Compton vs. Malibu - Chronicling Compton - Friday, March 21, 2014

Continuing my quest to understand the "opportunityscape" in Compton.

But first, the bits and pieces of Compton:

Compton vs. Malibu

Incidentally, both have been given 'D' grades for their respective efforts at historical preservation, as mentioned in the bits above.

I don't know the ins and outs of either of these cities like I do central LA.  A lot of what I do know about each is visual, but I'm learning rapidly.   Compton, because I live here.  Malibu, because I am currently working there and scoping out the entirety of its streets.

I find the juxtaposition somewhat interesting;  going from one of the worst-perceived towns in America to the town perceived as the idyllic and reserved for the ultra-successful.
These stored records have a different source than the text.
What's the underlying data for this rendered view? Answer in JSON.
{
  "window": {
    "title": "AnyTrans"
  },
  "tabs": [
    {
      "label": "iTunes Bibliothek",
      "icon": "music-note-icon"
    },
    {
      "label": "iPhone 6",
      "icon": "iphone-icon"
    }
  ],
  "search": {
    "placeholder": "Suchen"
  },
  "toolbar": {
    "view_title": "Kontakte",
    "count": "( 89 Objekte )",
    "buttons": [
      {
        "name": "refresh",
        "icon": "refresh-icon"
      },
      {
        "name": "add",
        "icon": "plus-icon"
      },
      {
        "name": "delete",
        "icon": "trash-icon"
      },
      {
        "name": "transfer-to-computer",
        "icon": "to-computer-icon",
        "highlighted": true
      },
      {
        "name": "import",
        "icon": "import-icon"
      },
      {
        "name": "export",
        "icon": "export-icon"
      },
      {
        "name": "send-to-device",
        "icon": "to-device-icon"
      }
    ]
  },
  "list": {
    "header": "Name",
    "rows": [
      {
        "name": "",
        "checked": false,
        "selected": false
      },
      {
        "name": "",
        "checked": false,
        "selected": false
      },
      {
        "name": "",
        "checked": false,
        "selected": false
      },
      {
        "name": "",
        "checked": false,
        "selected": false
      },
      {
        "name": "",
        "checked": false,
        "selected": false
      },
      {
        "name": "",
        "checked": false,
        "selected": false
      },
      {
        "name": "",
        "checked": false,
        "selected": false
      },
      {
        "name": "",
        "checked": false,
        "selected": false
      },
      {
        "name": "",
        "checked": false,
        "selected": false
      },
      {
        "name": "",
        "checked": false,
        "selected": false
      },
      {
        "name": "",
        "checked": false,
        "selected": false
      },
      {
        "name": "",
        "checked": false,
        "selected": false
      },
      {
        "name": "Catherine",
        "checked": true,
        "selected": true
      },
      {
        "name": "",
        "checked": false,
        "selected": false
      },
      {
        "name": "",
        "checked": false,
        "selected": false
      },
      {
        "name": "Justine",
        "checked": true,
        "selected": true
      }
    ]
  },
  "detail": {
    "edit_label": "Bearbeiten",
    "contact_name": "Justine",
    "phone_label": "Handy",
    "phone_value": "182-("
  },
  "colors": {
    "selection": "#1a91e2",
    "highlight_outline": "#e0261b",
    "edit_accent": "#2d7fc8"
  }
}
Things that jump out at me:

In Malibu:
  • The Roads:  Ample Hills.  Ample Winding roads.  Every street is a cul-de-sac.
  • Biking:  It is still very dangerous to actually bike PCH;  rarely have I seen anyone but the recreational bicyclist on PCH and on sidestreets.  Getting up the many hills though seem like a professional rider's dream.
  • Public Parks:  No real parks.  Ample Tennis courts, but probably if you're a resident;  I don't see the taco truck guys going up there.
  • Starbucks:  I have been to two.  Always lively, steady stream of people, at least during the daytimes that I have been there.
  • The Schools:  There is a marine school with lush fields for soccer, running, and anything
  • The flow of the work day:  More people working on houses than actual residents
  • In its public displays:  The environmentalism. 
  • The homeless people are:  Usually around Civic Center Dr.  Wherever the 534 drops em.
It's also political office season there.  Lots of city council signs.

In Compton:
  • The Roads:  Flat, flat, flat.  Streets are generally on a grid, except when they're not, like for instance trying to take a biking route to the Metro station on anything except Compton Blvd.  The roads are pretty damn bumpy, least in the Westside.  Distractingly bumpy as in, you're trying to ride smoothly, but you just end up having to deal with a rash of potholes, no matter what mode of transport you take.
  • Biking:  There's an OK amount of bicycling;  not the greatest biking accomodations however
  • Public Parks:  No one really at the parks unless there's some kind of party.  Tennis courts that require a permit.
  • Starbucks:  The one on Artesia has been empty each time I've gone.  Closes very early.
  • The Schools:  Who knows how the schools are?  But the schools have a a reputation probably just by virtue of being here.
  • The flow of the day:  Generally quiet.  But occasionally someone will have a midday merienda with friends occupying the block.
  • In its public displays:  The isolated strings of civil rights awareness in the black community
  • The homeless people are:  Anywhere, usually.  But mostly at the Metro station...
When it was political office season here, there were also lots of signs.  That was for school board.